Since Ridley sees "evolution" in all these areas, he also usually detects the know-nothing forces of "creationism" in opposition. This is usually simpatico with my own views, so I didn't mind it that much. Especially in this political season, when it's hard not to be dismayed at the array of hucksters who promise to effortlessly "solve problems" by Intelligently Designing just the right array of taxes, regulations, mandates, subsidies, prohibitions,… (Even more dismaying: the gullibility of the voters who seem to be buying it.)

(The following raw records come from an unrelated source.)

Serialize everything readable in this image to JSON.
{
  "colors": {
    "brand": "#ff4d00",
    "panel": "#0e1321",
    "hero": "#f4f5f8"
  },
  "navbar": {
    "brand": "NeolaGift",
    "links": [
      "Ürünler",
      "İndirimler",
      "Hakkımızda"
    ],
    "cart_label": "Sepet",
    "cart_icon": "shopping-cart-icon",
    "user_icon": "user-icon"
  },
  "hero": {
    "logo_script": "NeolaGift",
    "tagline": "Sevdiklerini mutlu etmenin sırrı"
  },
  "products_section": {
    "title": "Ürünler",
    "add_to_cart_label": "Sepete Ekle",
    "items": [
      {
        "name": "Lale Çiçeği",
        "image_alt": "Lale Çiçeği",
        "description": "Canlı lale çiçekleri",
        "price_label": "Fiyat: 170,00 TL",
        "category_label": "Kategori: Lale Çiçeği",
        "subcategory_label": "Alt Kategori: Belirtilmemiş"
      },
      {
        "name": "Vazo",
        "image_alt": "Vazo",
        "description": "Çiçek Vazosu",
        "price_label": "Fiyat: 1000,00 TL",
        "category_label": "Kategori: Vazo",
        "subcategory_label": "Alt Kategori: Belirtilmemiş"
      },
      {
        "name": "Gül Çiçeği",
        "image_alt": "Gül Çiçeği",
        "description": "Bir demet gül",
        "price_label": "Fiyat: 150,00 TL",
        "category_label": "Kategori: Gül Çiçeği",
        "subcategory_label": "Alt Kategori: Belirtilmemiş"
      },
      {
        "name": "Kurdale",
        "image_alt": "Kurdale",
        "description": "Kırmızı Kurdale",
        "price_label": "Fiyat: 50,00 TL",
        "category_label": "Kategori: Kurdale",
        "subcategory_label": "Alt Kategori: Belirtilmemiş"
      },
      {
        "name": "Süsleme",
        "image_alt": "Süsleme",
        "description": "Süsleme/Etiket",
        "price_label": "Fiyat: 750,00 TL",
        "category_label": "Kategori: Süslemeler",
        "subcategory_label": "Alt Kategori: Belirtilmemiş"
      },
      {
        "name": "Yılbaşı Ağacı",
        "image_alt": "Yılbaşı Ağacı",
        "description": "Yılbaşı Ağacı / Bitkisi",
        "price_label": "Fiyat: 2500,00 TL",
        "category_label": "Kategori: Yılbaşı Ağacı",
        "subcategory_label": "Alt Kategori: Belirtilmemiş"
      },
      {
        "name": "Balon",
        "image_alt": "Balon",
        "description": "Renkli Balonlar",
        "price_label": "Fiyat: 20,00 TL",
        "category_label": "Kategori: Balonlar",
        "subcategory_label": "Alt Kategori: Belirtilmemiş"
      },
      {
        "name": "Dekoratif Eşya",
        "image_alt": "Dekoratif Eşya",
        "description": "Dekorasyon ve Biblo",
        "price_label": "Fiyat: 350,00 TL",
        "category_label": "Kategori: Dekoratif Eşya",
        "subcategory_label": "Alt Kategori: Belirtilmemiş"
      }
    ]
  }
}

Ridley is less convincing in other areas. In the "Evolution of the Mind" chapter, he finds it necessary to debunk "the illusion of free will". I've always found such arguments to be self-refuting. He approvingly quotes the philosopher Sam Harris as a sage explicator; when I read Harris's book, I thought it was sloppy and unconvincing.
There's an interesting section where Ridley admits that he is "not a fan of patents and copyright laws." This makes sense: if progress results from "ideas having sex" in unpredictable and unplanned combinations, patents and copyrights are like condoms and morning-after pills, preventing beneficial offspring.
I note, however, that Ridley's book is copyrighted, and has the "no part of this book may be used or reproduced in any manner" boilerplate up front. So we aren't in Ridley's ideal world yet.